Global Illumination 200k Photons, 20k Caustic Photons, 150 Final Gather Rays

The global illumination effect consists of three parts: direct illumination, indirect illumination, and caustic.

For the indirect illumination part, we use final gathering on photon mapping. Unlike regular path tracer, we perform final gathering on the irradiance estimate from photon map. Thus, the running time is faster than ordinary ray tracer, and the noise of the resulted image is greatly reduced.

We use Professor Jensen’s implementation of k-d tree structure to store our photon map. One thing worth noting is that a photon’s direction is encoded by 2 char variables, which could represent 65536 different directions. This implementation ensures accuracy and decreases space complexity-each photon only takes 20 bytes to store.

We use rejection sampling to emit photons to ensure the intensity of square area light is proportional to the cosine value of the angle between the emitting direction and the normal of the square area light.

While simulating the scattering and absorbing of photons, we have used Russian Roulette method to ensure photon’s power not to be too small and all photons have similar energies. Thus, the irradiance estimate would be more accurate and the amount of photons would not grow exponentially.

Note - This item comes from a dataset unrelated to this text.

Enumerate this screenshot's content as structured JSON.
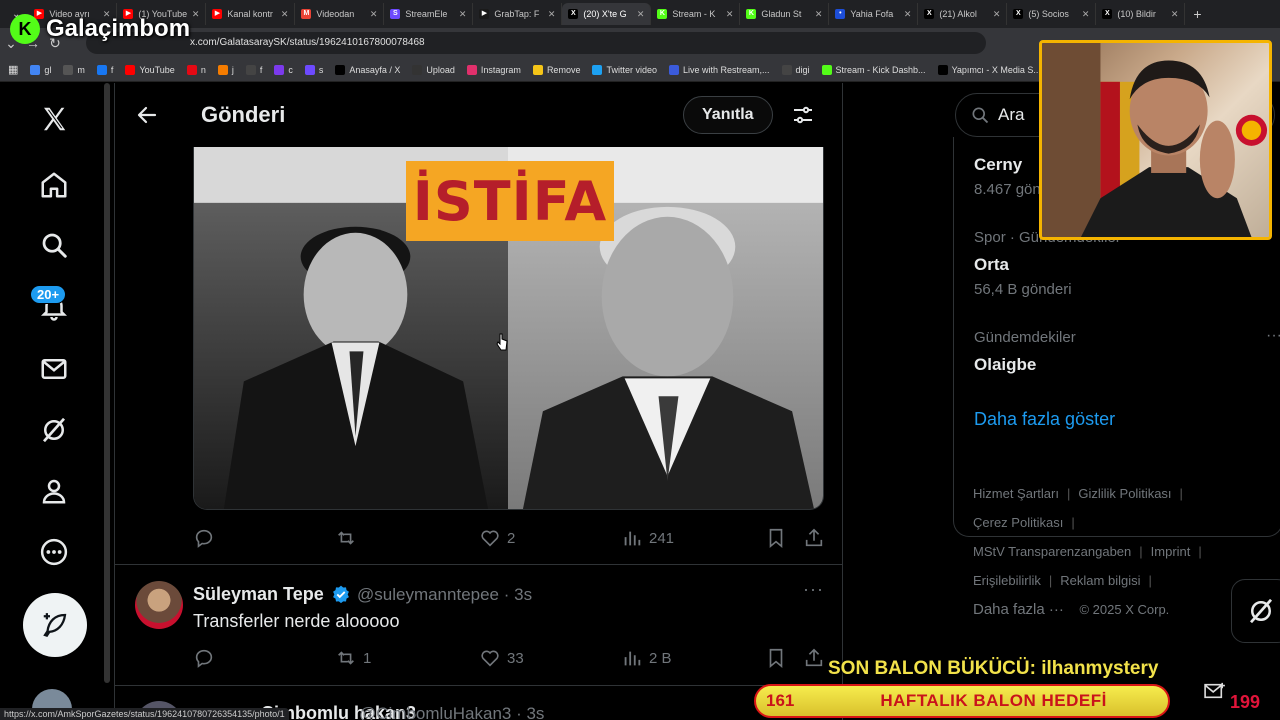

We process the final gathering step on the hemisphere of the interacted surface. However, if the interacted point were near wall edge or corner, there would be obvious bias.

We solved this problem by dynamically control the number of final gather ray-that if the interacted point of the final gather ray is with in a certain distance of the original interacted point, we will send out second final gather ray instead of doing irradiance estimate. Then, the number of final gathering ray would be dynamically increased to ensure a precise irradiance estimate.

Below are some sample images we generated.

Direct illumination 100 Soft Shadow Rays

Indirect Illumination (Multiple Diffuse Reflections) 200k Photons, 150 Final Gather Rays

Direct Illumination + Caustics 200k Photons, 20k Caustic Photons

Special Effect-Glossy Surface

Our renderer could also take serialized data in .obj format from our cloth simulator, which is another part of this dual project.

Here are two videos showing rendered cloth simulation videos.



One final note, except AABB acceleration data structure, we also use OpenMP to accelerate rendering, and this technique works quite well on the departments’ hive machines.

Acknowledgments: During the development of this project, we are instructed by Professor James O’Brien and our GSI Jiamin Bai and Brandon Wang. We have also gained instructions from Professor Henrik Wann Jensen’s Practical Guide to Global Illumination, Doctor Frank Suykens’s On robust Monte Carlo algorithms for multi-pass global illumination, and Zack Waters’s Report on Photon Mapping.